The Critical Periods of Cerebral Plasticity: A Dialogue Between Psychoanalysis and Neuroscience. Jessica Tran The. Critical periods of cerebral plasticity are windows of development during which the brain is especially sensitive to experience. Experiences occurring within these limited time frames can leave lasting structural and functional traces in the nervous system, while the same experiences outside them may have little effect. Studying these mechanisms provides a fruitful ground for dialogue between psychoanalysis and neuroscience, particularly regarding the role of early experiences in the etiology of certain psychopathological conditions. Recent findings show that the opening and closing of critical periods are regulated by the maturation of parvalbumin-expressing basket cells, whose anomalies have been observed in patients with schizophrenia. Drawing on these results, I propose to revisit psychoanalytic theories of the etiology of psychosis through an interdisciplinary lens. Both psychoanalysis and neuroscience share the insight that experience leaves a trace—whether psychic or synaptic. From this perspective, our study develops the hypothesis of an “absence of trace” in psychosis, reconsidering the condition through the framework of the biological theory of critical periods.
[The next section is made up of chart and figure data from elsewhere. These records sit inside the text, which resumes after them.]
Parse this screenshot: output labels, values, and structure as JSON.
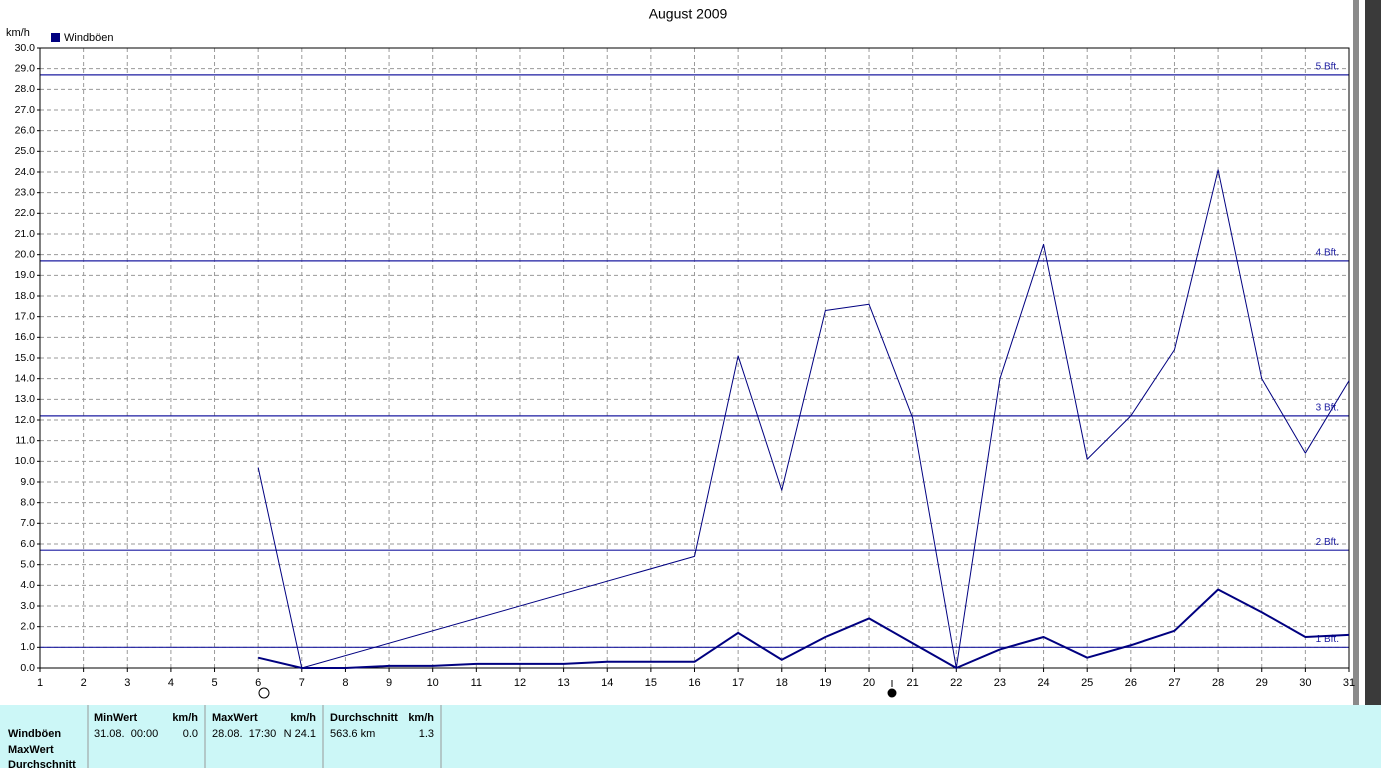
{
  "chart_data": {
    "type": "line",
    "title": "August 2009",
    "y_label": "km/h",
    "legend": "Windböen",
    "legend_color": "#000080",
    "legend_position": "top-left",
    "x": [
      1,
      2,
      3,
      4,
      5,
      6,
      7,
      8,
      9,
      10,
      11,
      12,
      13,
      14,
      15,
      16,
      17,
      18,
      19,
      20,
      21,
      22,
      23,
      24,
      25,
      26,
      27,
      28,
      29,
      30,
      31
    ],
    "xlim": [
      1,
      31
    ],
    "xticks": [
      1,
      2,
      3,
      4,
      5,
      6,
      7,
      8,
      9,
      10,
      11,
      12,
      13,
      14,
      15,
      16,
      17,
      18,
      19,
      20,
      21,
      22,
      23,
      24,
      25,
      26,
      27,
      28,
      29,
      30,
      31
    ],
    "ylim": [
      0,
      30
    ],
    "yticks": [
      {
        "value": 0,
        "label": "0.0"
      },
      {
        "value": 1,
        "label": "1.0"
      },
      {
        "value": 2,
        "label": "2.0"
      },
      {
        "value": 3,
        "label": "3.0"
      },
      {
        "value": 4,
        "label": "4.0"
      },
      {
        "value": 5,
        "label": "5.0"
      },
      {
        "value": 6,
        "label": "6.0"
      },
      {
        "value": 7,
        "label": "7.0"
      },
      {
        "value": 8,
        "label": "8.0"
      },
      {
        "value": 9,
        "label": "9.0"
      },
      {
        "value": 10,
        "label": "10.0"
      },
      {
        "value": 11,
        "label": "11.0"
      },
      {
        "value": 12,
        "label": "12.0"
      },
      {
        "value": 13,
        "label": "13.0"
      },
      {
        "value": 14,
        "label": "14.0"
      },
      {
        "value": 15,
        "label": "15.0"
      },
      {
        "value": 16,
        "label": "16.0"
      },
      {
        "value": 17,
        "label": "17.0"
      },
      {
        "value": 18,
        "label": "18.0"
      },
      {
        "value": 19,
        "label": "19.0"
      },
      {
        "value": 20,
        "label": "20.0"
      },
      {
        "value": 21,
        "label": "21.0"
      },
      {
        "value": 22,
        "label": "22.0"
      },
      {
        "value": 23,
        "label": "23.0"
      },
      {
        "value": 24,
        "label": "24.0"
      },
      {
        "value": 25,
        "label": "25.0"
      },
      {
        "value": 26,
        "label": "26.0"
      },
      {
        "value": 27,
        "label": "27.0"
      },
      {
        "value": 28,
        "label": "28.0"
      },
      {
        "value": 29,
        "label": "29.0"
      },
      {
        "value": 30,
        "label": "30.0"
      }
    ],
    "grid": true,
    "series": [
      {
        "color": "#000080",
        "width": 1,
        "x": [
          6,
          7,
          16,
          17,
          18,
          19,
          20,
          21,
          22,
          23,
          24,
          25,
          26,
          27,
          28,
          29,
          30,
          31
        ],
        "values": [
          9.7,
          0.0,
          5.4,
          15.1,
          8.6,
          17.3,
          17.6,
          12.1,
          0.0,
          14.0,
          20.5,
          10.1,
          12.2,
          15.4,
          24.1,
          14.0,
          10.4,
          13.9
        ]
      },
      {
        "color": "#000080",
        "width": 2,
        "x": [
          6,
          7,
          8,
          9,
          10,
          11,
          12,
          13,
          14,
          15,
          16,
          17,
          18,
          19,
          20,
          21,
          22,
          23,
          24,
          25,
          26,
          27,
          28,
          29,
          30,
          31
        ],
        "values": [
          0.5,
          0.0,
          0.0,
          0.1,
          0.1,
          0.2,
          0.2,
          0.2,
          0.3,
          0.3,
          0.3,
          1.7,
          0.4,
          1.5,
          2.4,
          1.2,
          0.0,
          0.9,
          1.5,
          0.5,
          1.1,
          1.8,
          3.8,
          2.7,
          1.5,
          1.6
        ]
      }
    ],
    "reference_lines": [
      {
        "value": 1.0,
        "label": "1 Bft."
      },
      {
        "value": 5.7,
        "label": "2 Bft."
      },
      {
        "value": 12.2,
        "label": "3 Bft."
      },
      {
        "value": 19.7,
        "label": "4 Bft."
      },
      {
        "value": 28.7,
        "label": "5 Bft."
      }
    ],
    "reference_color": "#1c1ca0"
  },
  "stats": {
    "row_labels": [
      "Windböen",
      "MaxWert",
      "Durchschnitt"
    ],
    "columns": [
      {
        "header": "MinWert",
        "unit": "km/h",
        "when": "31.08.  00:00",
        "value": "0.0"
      },
      {
        "header": "MaxWert",
        "unit": "km/h",
        "when": "28.08.  17:30",
        "value": "N 24.1"
      },
      {
        "header": "Durchschnitt",
        "unit": "km/h",
        "when": "563.6 km",
        "value": "1.3"
      }
    ]
  }
}
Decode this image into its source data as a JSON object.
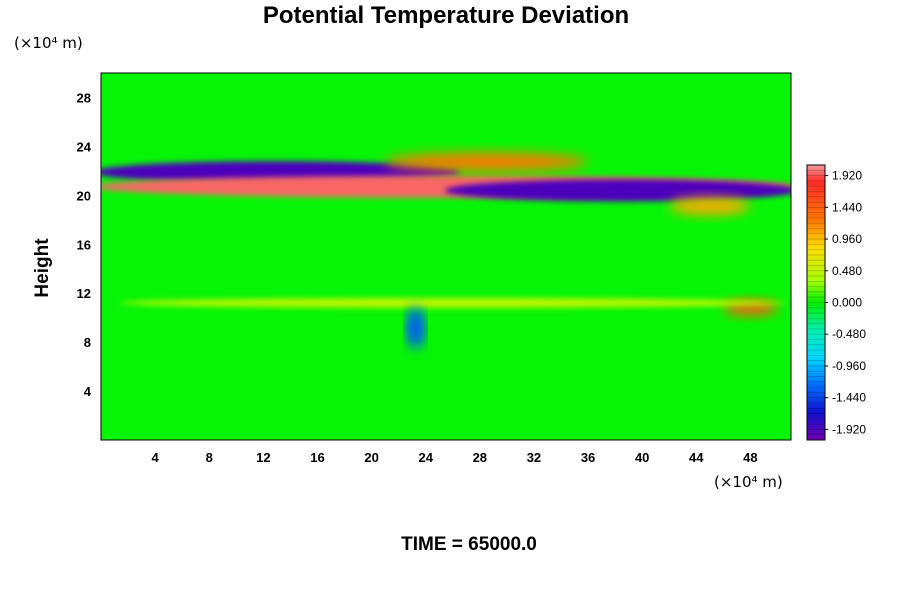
{
  "chart_data": {
    "type": "heatmap",
    "title": "Potential Temperature Deviation",
    "ylabel": "Height",
    "x_unit": "(×10⁴ m)",
    "y_unit": "(×10⁴ m)",
    "xlim": [
      0,
      51
    ],
    "ylim": [
      0,
      30
    ],
    "x_ticks": [
      "4",
      "8",
      "12",
      "16",
      "20",
      "24",
      "28",
      "32",
      "36",
      "40",
      "44",
      "48"
    ],
    "y_ticks": [
      "4",
      "8",
      "12",
      "16",
      "20",
      "24",
      "28"
    ],
    "colorbar": {
      "range": [
        -2.08,
        2.08
      ],
      "labels": [
        "1.920",
        "1.440",
        "0.960",
        "0.480",
        "0.000",
        "-0.480",
        "-0.960",
        "-1.440",
        "-1.920"
      ]
    },
    "features": [
      {
        "kind": "negative-band",
        "x": [
          0,
          26
        ],
        "y": [
          21.0,
          22.8
        ],
        "value": -1.9
      },
      {
        "kind": "positive-band",
        "x": [
          0,
          51
        ],
        "y": [
          19.8,
          21.6
        ],
        "value": 1.95
      },
      {
        "kind": "negative-band",
        "x": [
          26,
          51
        ],
        "y": [
          19.5,
          21.3
        ],
        "value": -1.9
      },
      {
        "kind": "positive-patch",
        "x": [
          21,
          36
        ],
        "y": [
          22.0,
          23.5
        ],
        "value": 1.2
      },
      {
        "kind": "positive-patch",
        "x": [
          42,
          48
        ],
        "y": [
          18.4,
          19.8
        ],
        "value": 1.0
      },
      {
        "kind": "positive-patch",
        "x": [
          46,
          50
        ],
        "y": [
          10.2,
          11.4
        ],
        "value": 1.4
      },
      {
        "kind": "positive-band",
        "x": [
          2,
          50
        ],
        "y": [
          10.8,
          11.6
        ],
        "value": 0.5
      },
      {
        "kind": "negative-patch",
        "x": [
          22.5,
          24
        ],
        "y": [
          7.5,
          10.8
        ],
        "value": -1.2
      }
    ],
    "grid": false
  },
  "footer": {
    "time_label": "TIME = 65000.0"
  }
}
Jessica Tran The is Associate Professor of Clinical Psychology and Psychopathology at the University of Caen, within INSERM Unit 1077 “Neuropsychology and Neuroimaging of Human Memory,” where she teaches in the Master’s program in Clinical Psychodynamic Psychology.
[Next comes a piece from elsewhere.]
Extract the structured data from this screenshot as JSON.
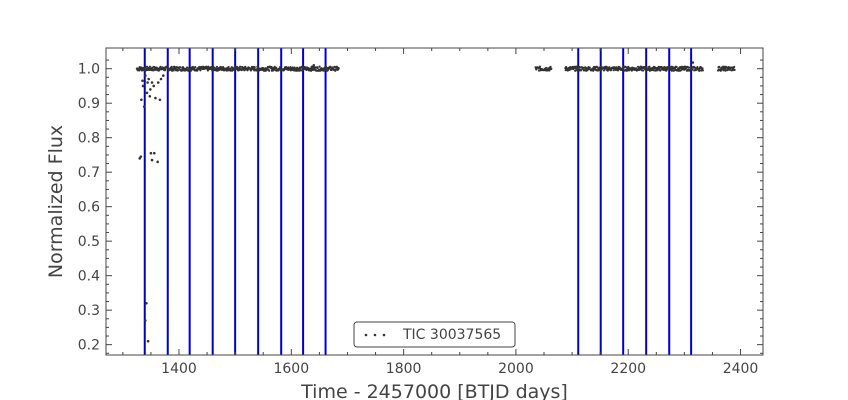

Memory, Individuality, and Unconscious: a Biological Perspective. Cristina M. Alberini. Memory – the storage of acquired information – is an ensemble of complex processes that comprise the total of what we remember and give us the ability to learn and adapt from previous experiences. Memory is necessary for our survival, and its individual, unique qualities shape our identity. Psychoanalytic and psychotherapeutic treatments work through memory processes. The neurobiological studies of these processes have revealed their highly dynamic nature. There are at least five levels of dynamic memory processing: consolidation, retrieval, reconsolidation, modulation, and development. My work has focused on these five dynamics in episodic types of memory and identified several underlying biological mechanisms. From this neurobiological knowledge, we can now better understand how memory processes operate and frame their contribution to psychoanalytic theories and therapy. The recent studies from my laboratory are particularly centered on understanding the phenomenon of infantile amnesia – the inability of adults to remember early-life episodic experiences. Our studies indicate that infant learning forms long-lasting cortical memory schemas, which stem from individual experiences, allowing subsequent learning and memories to be processed and function more efficiently. Thus, infantile learning and memory lay the groundwork for building an individualized lifelong capacity and efficiency of the learning and memory system by storing information in a somewhat implicit and schematic form. I propose that the infant’s schemas, which are the result of brain development based on individual experiences, provide the foundation for individuality. I also suggest that the Freudian unconscious is rooted in the implicit representation of early-life episodic memories.
Cristina Alberini, PhD, is Julius Silver, Roslyn S. Silver & Enid Silver Winslow Professor at the Center for Neural Science, New York University. She trained in neurobiology with Eric Kandel at Columbia and has held faculty positions at Brown, Mount Sinai, and NYU; she is also a licensed psychoanalyst.